SENDIRI - DAMAI - BERDAMAI

Source
Malam sepertinya telah menjadi teman bagi sebagian orang, juga aku. Diamnya tak pernah membuat kikuk, justru menjadi saksi bisu – bagi hal-hal yang mungkin hampir sulit aku jumpai selain pada malam yang selalu mengingatkan bahwa akhirnya aku sendiri.

Menjadi sendiri mungkin merupakan beberapa di antara hal-hal yang paling ditakutkan orang kebanyakan. Takut hilang dalam kerumunan, takut tidak mendapat kasih sayang atau se-sederhana takut akan dirinya sendiri. Tapi, apakah alasan itu bisa diterima? Mungkin bisa bagi sebagian kalangan, seperti aku yang takut menjadi sendiri - tanpa keluarga, teman atau pasangan. Apakah benar menjadi sendiri selalu se-menyeramkan itu? Atau mungkin kita yang terlalu terbiasa membuat harapan-harapan yang mendorong sugesti bahwa sendiri itu tidak menyenangkan? Ah, aku terlalu banyak menggunakan kata mungkin untuk menerka-nerka probabilitas yang juga mungkin sebenarnya tidak bisa digeneralisir dalam hal ini.

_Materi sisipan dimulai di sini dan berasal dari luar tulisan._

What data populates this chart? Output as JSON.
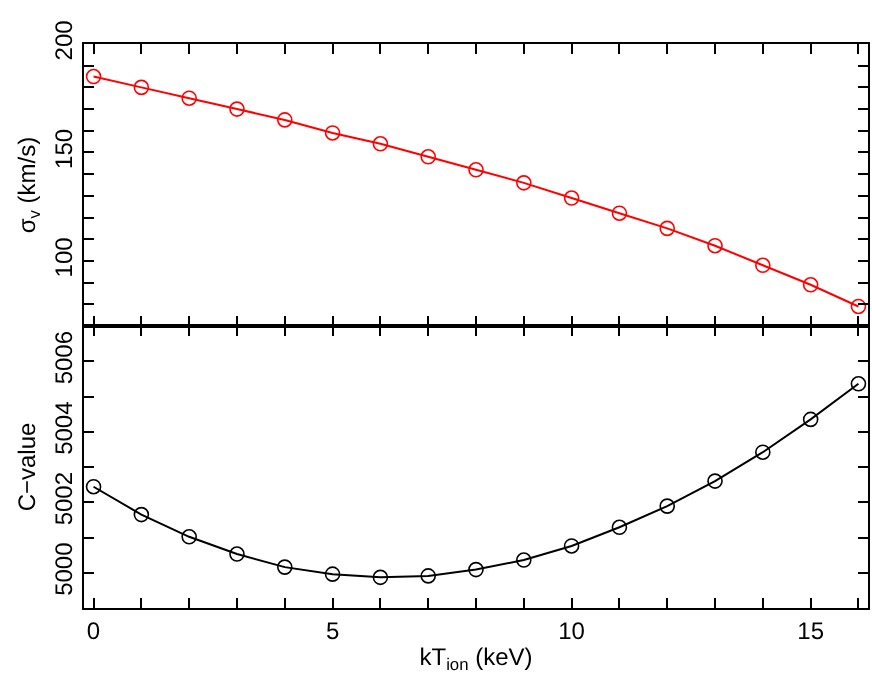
{
  "chart_data": [
    {
      "type": "line",
      "ylabel": "σ$_{v}$ (km/s)",
      "marker": "circle",
      "tick_labels": "y",
      "x": [
        0,
        1,
        2,
        3,
        4,
        5,
        6,
        7,
        8,
        9,
        10,
        11,
        12,
        13,
        14,
        15,
        16
      ],
      "series": [
        {
          "color": "#ff0000",
          "values": [
            185,
            180,
            175,
            170,
            165,
            159,
            154,
            148,
            142,
            136,
            129,
            122,
            115,
            107,
            98,
            89,
            79
          ]
        }
      ],
      "xlim": [
        -0.2,
        16.2
      ],
      "xticks": [
        0,
        {
          "value": 1,
          "label": null
        },
        {
          "value": 2,
          "label": null
        },
        {
          "value": 3,
          "label": null
        },
        {
          "value": 4,
          "label": null
        },
        5,
        {
          "value": 6,
          "label": null
        },
        {
          "value": 7,
          "label": null
        },
        {
          "value": 8,
          "label": null
        },
        {
          "value": 9,
          "label": null
        },
        10,
        {
          "value": 11,
          "label": null
        },
        {
          "value": 12,
          "label": null
        },
        {
          "value": 13,
          "label": null
        },
        {
          "value": 14,
          "label": null
        },
        15,
        {
          "value": 16,
          "label": null
        }
      ],
      "ylim": [
        70,
        200
      ],
      "yticks": [
        {
          "value": 80,
          "label": null
        },
        {
          "value": 90,
          "label": null
        },
        100,
        {
          "value": 110,
          "label": null
        },
        {
          "value": 120,
          "label": null
        },
        {
          "value": 130,
          "label": null
        },
        {
          "value": 140,
          "label": null
        },
        150,
        {
          "value": 160,
          "label": null
        },
        {
          "value": 170,
          "label": null
        },
        {
          "value": 180,
          "label": null
        },
        {
          "value": 190,
          "label": null
        },
        200
      ]
    },
    {
      "type": "line",
      "xlabel": "kT$_{ion}$ (keV)",
      "ylabel": "C−value",
      "marker": "circle",
      "x": [
        0,
        1,
        2,
        3,
        4,
        5,
        6,
        7,
        8,
        9,
        10,
        11,
        12,
        13,
        14,
        15,
        16
      ],
      "series": [
        {
          "color": "#000000",
          "values": [
            5002.44,
            5001.65,
            5001.02,
            5000.53,
            5000.16,
            4999.96,
            4999.87,
            4999.91,
            5000.09,
            5000.36,
            5000.76,
            5001.29,
            5001.89,
            5002.6,
            5003.42,
            5004.35,
            5005.36
          ]
        }
      ],
      "xlim": [
        -0.2,
        16.2
      ],
      "xticks": [
        0,
        {
          "value": 1,
          "label": null
        },
        {
          "value": 2,
          "label": null
        },
        {
          "value": 3,
          "label": null
        },
        {
          "value": 4,
          "label": null
        },
        5,
        {
          "value": 6,
          "label": null
        },
        {
          "value": 7,
          "label": null
        },
        {
          "value": 8,
          "label": null
        },
        {
          "value": 9,
          "label": null
        },
        10,
        {
          "value": 11,
          "label": null
        },
        {
          "value": 12,
          "label": null
        },
        {
          "value": 13,
          "label": null
        },
        {
          "value": 14,
          "label": null
        },
        15,
        {
          "value": 16,
          "label": null
        }
      ],
      "ylim": [
        4999,
        5007
      ],
      "yticks": [
        5000,
        {
          "value": 5001,
          "label": null
        },
        5002,
        {
          "value": 5003,
          "label": null
        },
        5004,
        {
          "value": 5005,
          "label": null
        },
        5006
      ]
    }
  ]
}
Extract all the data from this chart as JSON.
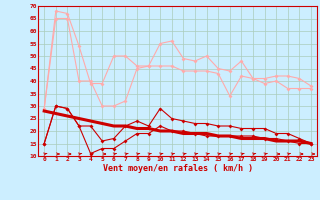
{
  "title": "",
  "xlabel": "Vent moyen/en rafales ( km/h )",
  "bg_color": "#cceeff",
  "grid_color": "#aaccbb",
  "x": [
    0,
    1,
    2,
    3,
    4,
    5,
    6,
    7,
    8,
    9,
    10,
    11,
    12,
    13,
    14,
    15,
    16,
    17,
    18,
    19,
    20,
    21,
    22,
    23
  ],
  "ylim": [
    10,
    70
  ],
  "yticks": [
    10,
    15,
    20,
    25,
    30,
    35,
    40,
    45,
    50,
    55,
    60,
    65,
    70
  ],
  "line_rafales_top": [
    29,
    68,
    67,
    54,
    39,
    39,
    50,
    50,
    46,
    46,
    55,
    56,
    49,
    48,
    50,
    45,
    44,
    48,
    41,
    41,
    42,
    42,
    41,
    38
  ],
  "line_rafales_bot": [
    29,
    65,
    65,
    40,
    40,
    30,
    30,
    32,
    45,
    46,
    46,
    46,
    44,
    44,
    44,
    43,
    34,
    42,
    41,
    39,
    40,
    37,
    37,
    37
  ],
  "line_wind_top": [
    15,
    30,
    29,
    22,
    22,
    16,
    17,
    22,
    24,
    22,
    29,
    25,
    24,
    23,
    23,
    22,
    22,
    21,
    21,
    21,
    19,
    19,
    17,
    15
  ],
  "line_wind_bot": [
    15,
    30,
    29,
    22,
    11,
    13,
    13,
    16,
    19,
    19,
    22,
    20,
    20,
    19,
    18,
    18,
    18,
    18,
    18,
    17,
    17,
    16,
    15,
    15
  ],
  "line_trend": [
    28,
    27,
    26,
    25,
    24,
    23,
    22,
    22,
    21,
    21,
    20,
    20,
    19,
    19,
    19,
    18,
    18,
    17,
    17,
    17,
    16,
    16,
    16,
    15
  ],
  "color_light": "#ffaaaa",
  "color_dark": "#cc0000",
  "arrow_angles": [
    45,
    0,
    0,
    45,
    45,
    0,
    45,
    45,
    45,
    45,
    45,
    45,
    45,
    45,
    45,
    45,
    45,
    45,
    45,
    45,
    0,
    45,
    0,
    0
  ]
}
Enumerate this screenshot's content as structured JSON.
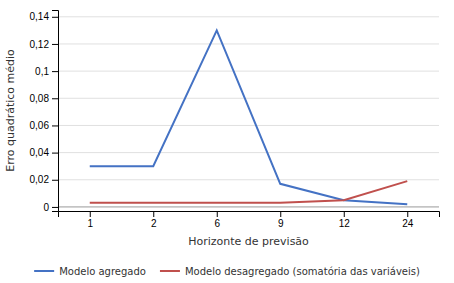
{
  "chart_data": {
    "type": "line",
    "categories": [
      "1",
      "2",
      "6",
      "9",
      "12",
      "24"
    ],
    "series": [
      {
        "name": "Modelo agregado",
        "color": "#4472C4",
        "values": [
          0.03,
          0.03,
          0.13,
          0.017,
          0.005,
          0.002
        ]
      },
      {
        "name": "Modelo desagregado (somatória das variáveis)",
        "color": "#C0504D",
        "values": [
          0.003,
          0.003,
          0.003,
          0.003,
          0.005,
          0.019
        ]
      }
    ],
    "xlabel": "Horizonte de previsão",
    "ylabel": "Erro quadrático médio",
    "ylim": [
      -0.003,
      0.145
    ],
    "yticks": [
      0,
      {
        "value": 0.02,
        "label": "0,02"
      },
      {
        "value": 0.04,
        "label": "0,04"
      },
      {
        "value": 0.06,
        "label": "0,06"
      },
      {
        "value": 0.08,
        "label": "0,08"
      },
      {
        "value": 0.1,
        "label": "0,1"
      },
      {
        "value": 0.12,
        "label": "0,12"
      },
      {
        "value": 0.14,
        "label": "0,14"
      }
    ],
    "grid": true,
    "legend": "bottom"
  }
}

Hari ini, aku sedang mencoba berdamai dengan diri sendiri, berdamai dengan jawaban bahwa aku tidak akan pernah selalu bersama-sama dengan orang lain, termasuk dengan mereka yang disebut keluarga. Berdamai memang tidak pernah mudah – berdamai dengan kenyataan, berdamai dengan orang lain yang berbeda atau berdamai dengan diri sendiri. Memang tidak pernah mudah, setidaknya tidak bagiku. Tapi, tidak mudah bukan berarti tidak mungkin, setidaknya kata-kata itu yang dapat menjaga optimisme untuk percaya bahwa berdamai dengan kesendirian adalah kemungkinan yang mungkin.

Berdamai dengan diri sendiri merupakan fase yang paling berat bagiku, mungkin juga bagi sebagian orang. Bukan karena aku merupakan sosok yang keras kepala atau arogan, hingga dirinya sendiri tidak bisa berjalan bersebelahan. Bukan, bukan itu, justru karena aku telah melewati fase yang lainnya – yang mungkin juga sama-sama beratnya – seperti berdamai dengan kenyataan bahwa aku telah kehilangan ayah, berdamai dengan kenyataan bahwa sebenarnya aku telah kehilangan sosoknya bertahun-tahun sebelum ia tiada. Kemudian berdamai dengan kenyataan bahwa hidup tidak lagi semudah sebelumnya, bahwa aku harus bergelut dengan “kehidupan yang sebenarnya” dalam waktu yang tiba-tiba. Mungkin aku terkesan tidak bersyukur atau bahkan terkesan seperti anak manja. Ya, tapi begitulah caraku berdamai, dengan menerima dan terus menjalani hidup serta bersyukur bahwa hidupku tidak sesulit sebagian orang di luar sana. Atau mungkin bisa se-sederhana berdamai dengan menyadari bahwa beberapa orang berbeda dan hampir sulit bila kita mengharuskan ada dalam posisi mereka atau sebaliknya.

Tapi tetap, berdamai dengan diri sendiri merupakan hal yang tidak mudah, tidak sampai saat ini. Berdamai bahwa saat ini aku masih sendiri, bahwa terkadang aku ingin kembali – kepada saat-saat yang dulu justru menyakiti walaupun tidak sedang sendiri dan bahwa beberapa teman datang dan pergi. Dan pada akhirnya, aku harus tetap berdamai dengan diri sendiri, bukan karena aku harus tapi karena aku mau. Mungkin memang aku takut sendiri, takut ditinggalkan, takut tidak ada yang menemani atau takut rindu akan hal remeh-temeh seperti memiliki pasangan.

Pada akhirnya juga, aku menemukan bahwa ternyata sendiri tidak se-menakutkan itu. Seperti malam ini aku yang sendiri tapi justru dapat berbagi. Aku memang sendiri, tapi sebenarnya aku tidak pernah benar-benar sendiri. Setidaknya tidak karena aku ditemani suara jangkrik, suara dari televisi dan sesekali suara angin yang menyapa dedaunan di luar rumah. Sebenarnya aku tidak pernah benar-benar sendiri, setidaknya tidak karena pikiranku berkata demikian. Setidaknya tidak karena begitulah caraku berdamai dengan kesendirian.